Speaking at an Australian Information Industry Association (AIIA) roundtable on mobility in the financial services sector, Bradlow said that while the iPhone was a “great device”, it was not the only device.
“The fact is that Android [based handsets] are now outselling the iPhone – there are actually more Android devices in the market than there are iPhones in the market. It is equally capable,” he said. “More importantly it is an open eco-system, so it is being adopted by many manufacturers.
“What you will see over the next year is a huge drop in the cost of these devices, so you will see the smartphone penetration in places like Australia going up to 50 per cent of the market, and that will really transform [the market].”
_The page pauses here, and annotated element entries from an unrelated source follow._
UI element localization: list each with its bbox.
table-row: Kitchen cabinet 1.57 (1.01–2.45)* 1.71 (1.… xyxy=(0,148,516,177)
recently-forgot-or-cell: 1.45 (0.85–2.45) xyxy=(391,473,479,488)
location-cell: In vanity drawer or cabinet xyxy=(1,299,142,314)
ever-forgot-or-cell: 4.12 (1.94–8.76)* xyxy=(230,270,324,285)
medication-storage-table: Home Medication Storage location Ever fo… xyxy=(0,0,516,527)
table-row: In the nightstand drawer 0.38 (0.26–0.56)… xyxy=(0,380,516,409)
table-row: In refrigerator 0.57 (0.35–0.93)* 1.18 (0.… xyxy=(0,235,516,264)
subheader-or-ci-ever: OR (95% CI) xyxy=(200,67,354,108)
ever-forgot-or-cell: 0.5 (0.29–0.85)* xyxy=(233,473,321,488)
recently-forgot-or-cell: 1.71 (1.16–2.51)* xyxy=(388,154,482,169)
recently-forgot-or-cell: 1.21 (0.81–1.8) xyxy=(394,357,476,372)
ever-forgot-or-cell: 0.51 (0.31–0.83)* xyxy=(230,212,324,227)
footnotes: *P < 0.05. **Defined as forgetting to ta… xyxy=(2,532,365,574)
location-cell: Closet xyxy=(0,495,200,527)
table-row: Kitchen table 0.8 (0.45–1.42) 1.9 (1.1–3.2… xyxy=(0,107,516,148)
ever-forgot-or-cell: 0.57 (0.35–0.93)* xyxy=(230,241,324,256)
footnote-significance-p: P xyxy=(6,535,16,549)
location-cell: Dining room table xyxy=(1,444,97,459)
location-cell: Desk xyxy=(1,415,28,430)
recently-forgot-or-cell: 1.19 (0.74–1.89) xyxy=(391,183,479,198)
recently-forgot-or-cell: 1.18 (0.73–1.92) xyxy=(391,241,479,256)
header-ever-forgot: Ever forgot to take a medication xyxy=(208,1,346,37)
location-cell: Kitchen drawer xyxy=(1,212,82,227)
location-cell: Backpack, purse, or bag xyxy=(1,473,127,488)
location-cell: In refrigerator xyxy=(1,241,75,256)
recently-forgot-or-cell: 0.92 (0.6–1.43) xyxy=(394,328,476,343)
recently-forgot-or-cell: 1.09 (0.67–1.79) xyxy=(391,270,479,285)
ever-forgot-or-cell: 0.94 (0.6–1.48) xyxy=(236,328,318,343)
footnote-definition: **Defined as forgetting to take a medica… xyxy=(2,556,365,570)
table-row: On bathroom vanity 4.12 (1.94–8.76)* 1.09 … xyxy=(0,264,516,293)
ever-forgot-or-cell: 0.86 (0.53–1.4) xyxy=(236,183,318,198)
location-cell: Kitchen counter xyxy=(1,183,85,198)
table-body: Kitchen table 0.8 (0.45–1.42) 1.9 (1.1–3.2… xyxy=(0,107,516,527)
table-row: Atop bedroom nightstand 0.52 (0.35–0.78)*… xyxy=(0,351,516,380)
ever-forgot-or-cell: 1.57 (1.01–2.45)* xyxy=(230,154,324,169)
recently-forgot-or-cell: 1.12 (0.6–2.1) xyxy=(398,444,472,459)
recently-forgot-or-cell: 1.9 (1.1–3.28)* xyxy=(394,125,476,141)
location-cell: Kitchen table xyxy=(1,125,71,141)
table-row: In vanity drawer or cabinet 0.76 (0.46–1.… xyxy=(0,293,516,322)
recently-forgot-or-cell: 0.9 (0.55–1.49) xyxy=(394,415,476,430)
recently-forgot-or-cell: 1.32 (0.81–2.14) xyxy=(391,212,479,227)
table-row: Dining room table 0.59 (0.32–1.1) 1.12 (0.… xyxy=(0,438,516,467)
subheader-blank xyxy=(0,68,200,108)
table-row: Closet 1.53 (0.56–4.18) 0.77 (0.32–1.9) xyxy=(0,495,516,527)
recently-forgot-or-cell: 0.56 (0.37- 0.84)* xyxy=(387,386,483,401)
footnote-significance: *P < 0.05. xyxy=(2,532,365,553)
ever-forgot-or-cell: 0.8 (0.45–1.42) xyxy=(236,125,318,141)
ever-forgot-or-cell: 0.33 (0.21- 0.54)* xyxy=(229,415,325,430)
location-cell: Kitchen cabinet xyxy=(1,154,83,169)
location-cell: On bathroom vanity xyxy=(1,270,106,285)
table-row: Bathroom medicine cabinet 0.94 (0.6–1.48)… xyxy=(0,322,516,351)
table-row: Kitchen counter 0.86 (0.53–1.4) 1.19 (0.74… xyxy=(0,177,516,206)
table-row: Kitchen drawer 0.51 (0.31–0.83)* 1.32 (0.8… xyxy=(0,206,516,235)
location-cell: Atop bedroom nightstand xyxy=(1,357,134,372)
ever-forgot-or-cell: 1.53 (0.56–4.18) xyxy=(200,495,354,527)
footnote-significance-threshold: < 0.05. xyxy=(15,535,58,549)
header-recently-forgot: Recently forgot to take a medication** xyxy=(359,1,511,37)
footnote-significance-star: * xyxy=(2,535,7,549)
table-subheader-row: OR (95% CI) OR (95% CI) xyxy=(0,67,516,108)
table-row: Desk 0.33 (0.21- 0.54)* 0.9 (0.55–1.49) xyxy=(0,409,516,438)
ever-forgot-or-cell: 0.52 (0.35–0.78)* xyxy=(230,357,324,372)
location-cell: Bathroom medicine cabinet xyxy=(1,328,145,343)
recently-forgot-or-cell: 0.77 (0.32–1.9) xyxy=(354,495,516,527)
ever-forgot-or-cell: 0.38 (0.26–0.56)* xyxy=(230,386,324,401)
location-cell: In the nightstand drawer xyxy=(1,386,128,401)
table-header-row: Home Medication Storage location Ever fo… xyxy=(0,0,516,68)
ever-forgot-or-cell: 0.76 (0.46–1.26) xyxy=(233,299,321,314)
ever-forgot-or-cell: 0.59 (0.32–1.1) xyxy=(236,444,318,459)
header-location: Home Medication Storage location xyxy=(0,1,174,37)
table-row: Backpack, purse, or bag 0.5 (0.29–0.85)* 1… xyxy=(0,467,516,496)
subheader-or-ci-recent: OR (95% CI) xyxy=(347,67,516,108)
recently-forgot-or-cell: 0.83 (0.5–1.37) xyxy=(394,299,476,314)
Bradlow said the implication of this was that organisations which currently produced applications for the iPhone, for example around financial services, would need to also include Android-based apps.
“At the moment Apple’s penetration [of the iPhone] is roughly 10 per cent, yet everybody thinks in terms of [the iPhone],” he said. “I’ve had the discussion with my bank – why don’t they have an Android app? They have an Apple application…”
While this may suit consumers, the impact on developers and application providers was that that coding applications across multiple platforms would raise development costs, The Buzz Insurance leader IT, Ian Frew, said.
“The issues is that we now have Android, Apple through the iPhone and now potentially a third operating system [Nokia or Windows 7 Mobile],” he said. “To utilise all the benefits of those operating systems your application needs to understand [those operating systems] so your cost of ownership goes up.”
Commonwealth Bank of Australia general manager online banking, Drew Unsworth, said there was a “gold rush” occurring in mobile application development.
“The ease with which you can actually create an app, put it out there, get feedback from customers, improve it and put it out there again is totally different to how it has occurred before,” he said.
National Australia Bank general manager online banking, Chris Smith, added that much like Apple’s App Store prompted a wave of innovation in application design, the rise of Android would see innovation move to the development of financial services-based applications.
Telstra's Bradlow added that the primary value in a mobile application in the financial services sector was timely access to data.
"That to me is the biggest power of the mobile channel -- it can deliver things to me, right now, that are important, like what the average price of a house in the street [I am in]," he said.